I guess he is just getting in the summer mood, but late May is, at least for me, still too early for me to get hyped about that just yet. To honor spring’s final moments, I enjoyed some Sanshoku Dango on my balcony in the cool evening.
Sanshoku Dango (literally translates to Three-Color Dumplings) is a cute, sweet Japanese confectionery that most people think of when they hear the word dango. In case you’ve never heard of it, let this emoji spare me a thousand words of explanation 🍡.
As you can see, sanshoku dango consists of three multicolored balls of mochi poised on a skewer for easy eating. Pink. White. Green. Always in that order. I thought each ball would have a different flavor, but my research (both first-hand and online) suggests that this hypothesis is false.
Only the green ball has a unique yomogi (mugwort) flavor, but it is very subtle. From all my experiences eating and making mugwort sweets in the past, I expected a taste bolder and earthier than the leafy wisps I barely noticed. After two slightly-sweet mochi balls in a row, I expected a bigger climax, but oh well.
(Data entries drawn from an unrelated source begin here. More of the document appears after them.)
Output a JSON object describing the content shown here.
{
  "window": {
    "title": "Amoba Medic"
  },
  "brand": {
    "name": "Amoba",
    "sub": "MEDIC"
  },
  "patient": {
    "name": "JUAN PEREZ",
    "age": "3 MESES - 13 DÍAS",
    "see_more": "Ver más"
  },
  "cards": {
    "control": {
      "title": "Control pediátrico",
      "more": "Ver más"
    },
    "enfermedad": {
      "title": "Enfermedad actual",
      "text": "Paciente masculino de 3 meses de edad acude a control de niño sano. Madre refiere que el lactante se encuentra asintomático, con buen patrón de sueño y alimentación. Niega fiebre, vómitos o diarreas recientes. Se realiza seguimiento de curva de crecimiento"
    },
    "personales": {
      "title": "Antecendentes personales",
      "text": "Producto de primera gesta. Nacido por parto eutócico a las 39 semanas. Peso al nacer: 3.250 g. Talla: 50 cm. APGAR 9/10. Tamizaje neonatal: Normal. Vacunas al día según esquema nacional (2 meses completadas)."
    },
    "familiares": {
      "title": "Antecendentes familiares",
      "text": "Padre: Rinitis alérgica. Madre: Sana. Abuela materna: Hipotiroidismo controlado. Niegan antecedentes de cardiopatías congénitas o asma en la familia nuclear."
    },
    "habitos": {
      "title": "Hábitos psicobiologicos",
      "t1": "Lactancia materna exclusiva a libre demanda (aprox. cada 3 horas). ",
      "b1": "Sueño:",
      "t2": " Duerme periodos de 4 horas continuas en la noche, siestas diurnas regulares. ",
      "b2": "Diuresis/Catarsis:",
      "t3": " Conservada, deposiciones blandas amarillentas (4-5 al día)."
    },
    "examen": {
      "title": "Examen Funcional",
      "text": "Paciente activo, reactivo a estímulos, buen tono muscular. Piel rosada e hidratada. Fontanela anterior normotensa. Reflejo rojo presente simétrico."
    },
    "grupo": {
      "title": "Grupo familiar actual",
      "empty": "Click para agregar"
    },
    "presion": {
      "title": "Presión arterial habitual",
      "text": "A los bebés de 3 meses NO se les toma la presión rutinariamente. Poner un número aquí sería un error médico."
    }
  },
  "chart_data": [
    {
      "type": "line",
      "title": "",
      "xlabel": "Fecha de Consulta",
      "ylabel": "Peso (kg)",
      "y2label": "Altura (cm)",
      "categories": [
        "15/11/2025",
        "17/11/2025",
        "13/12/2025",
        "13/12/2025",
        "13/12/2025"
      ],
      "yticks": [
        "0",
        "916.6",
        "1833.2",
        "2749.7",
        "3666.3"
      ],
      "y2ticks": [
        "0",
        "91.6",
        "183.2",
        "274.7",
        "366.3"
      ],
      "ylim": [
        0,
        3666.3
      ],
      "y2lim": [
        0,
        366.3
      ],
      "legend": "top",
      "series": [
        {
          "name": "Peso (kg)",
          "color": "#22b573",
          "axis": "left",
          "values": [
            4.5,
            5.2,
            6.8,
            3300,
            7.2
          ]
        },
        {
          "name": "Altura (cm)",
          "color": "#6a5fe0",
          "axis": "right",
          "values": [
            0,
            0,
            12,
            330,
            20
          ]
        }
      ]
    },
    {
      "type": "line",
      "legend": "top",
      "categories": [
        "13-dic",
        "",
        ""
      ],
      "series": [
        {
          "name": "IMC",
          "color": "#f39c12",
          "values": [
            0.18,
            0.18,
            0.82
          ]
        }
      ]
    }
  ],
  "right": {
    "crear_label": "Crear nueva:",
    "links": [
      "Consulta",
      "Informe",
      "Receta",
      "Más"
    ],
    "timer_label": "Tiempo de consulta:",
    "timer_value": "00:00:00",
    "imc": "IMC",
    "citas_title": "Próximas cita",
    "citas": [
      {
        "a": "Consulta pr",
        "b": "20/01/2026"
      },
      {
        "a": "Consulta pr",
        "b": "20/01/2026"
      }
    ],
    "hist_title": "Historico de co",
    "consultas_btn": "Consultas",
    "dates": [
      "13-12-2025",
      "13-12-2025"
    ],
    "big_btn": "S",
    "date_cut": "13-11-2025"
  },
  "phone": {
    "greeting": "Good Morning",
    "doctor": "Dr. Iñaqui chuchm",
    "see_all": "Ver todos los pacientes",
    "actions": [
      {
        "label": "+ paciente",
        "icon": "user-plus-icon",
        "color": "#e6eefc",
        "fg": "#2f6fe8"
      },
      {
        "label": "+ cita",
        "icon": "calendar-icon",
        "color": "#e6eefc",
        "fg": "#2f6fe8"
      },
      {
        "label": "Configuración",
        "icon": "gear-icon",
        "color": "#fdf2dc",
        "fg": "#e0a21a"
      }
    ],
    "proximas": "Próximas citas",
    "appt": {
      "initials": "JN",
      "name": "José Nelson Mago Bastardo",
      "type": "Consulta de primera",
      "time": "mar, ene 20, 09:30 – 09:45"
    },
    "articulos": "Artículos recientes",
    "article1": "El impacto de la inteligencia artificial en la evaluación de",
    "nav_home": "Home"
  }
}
The texture of the three mochi balls are what really sell this treat though. Unlike normal mochi, dango mochi is significantly more gummy, bouncy, and chewy. It felt like I was chewing on bubblegum, but it was not as rubbery. I took my time enjoying each mochi ball before moving onto the next, and since I had a total of nine mochi balls (dango is often served in sets of three), my cool evening felt particularly long and relaxing.
But even though the taste is only decent and the texture is the only thing I’ve complimented, I want to give more credit to the Sanshoku Dango’s visuals. The colorful pink, white, and green of the dango certainly catches one’s attention among other single-colored mochi desserts, but its connection with the spring runs deeper than that. You see, this particular type of dango is most commonly eaten around the time of Girl’s Day in Japan (March 3rd), when spring is starting to spring forth. As such, one theory claims that the pink represents cherry blossoms, the white represents leftover snow, and the green represents newborn sprouts. Another theory suggests that the three colors wholly represent cherry blossom pink buds, white flowers, and green leaves.
Whatever the truth may be, all I know for sure is that my Sanshoku Dango was a pleasant treat for reminiscing on the spring. I think I’ll be ready for the summer sooner than later, but for now I’m content.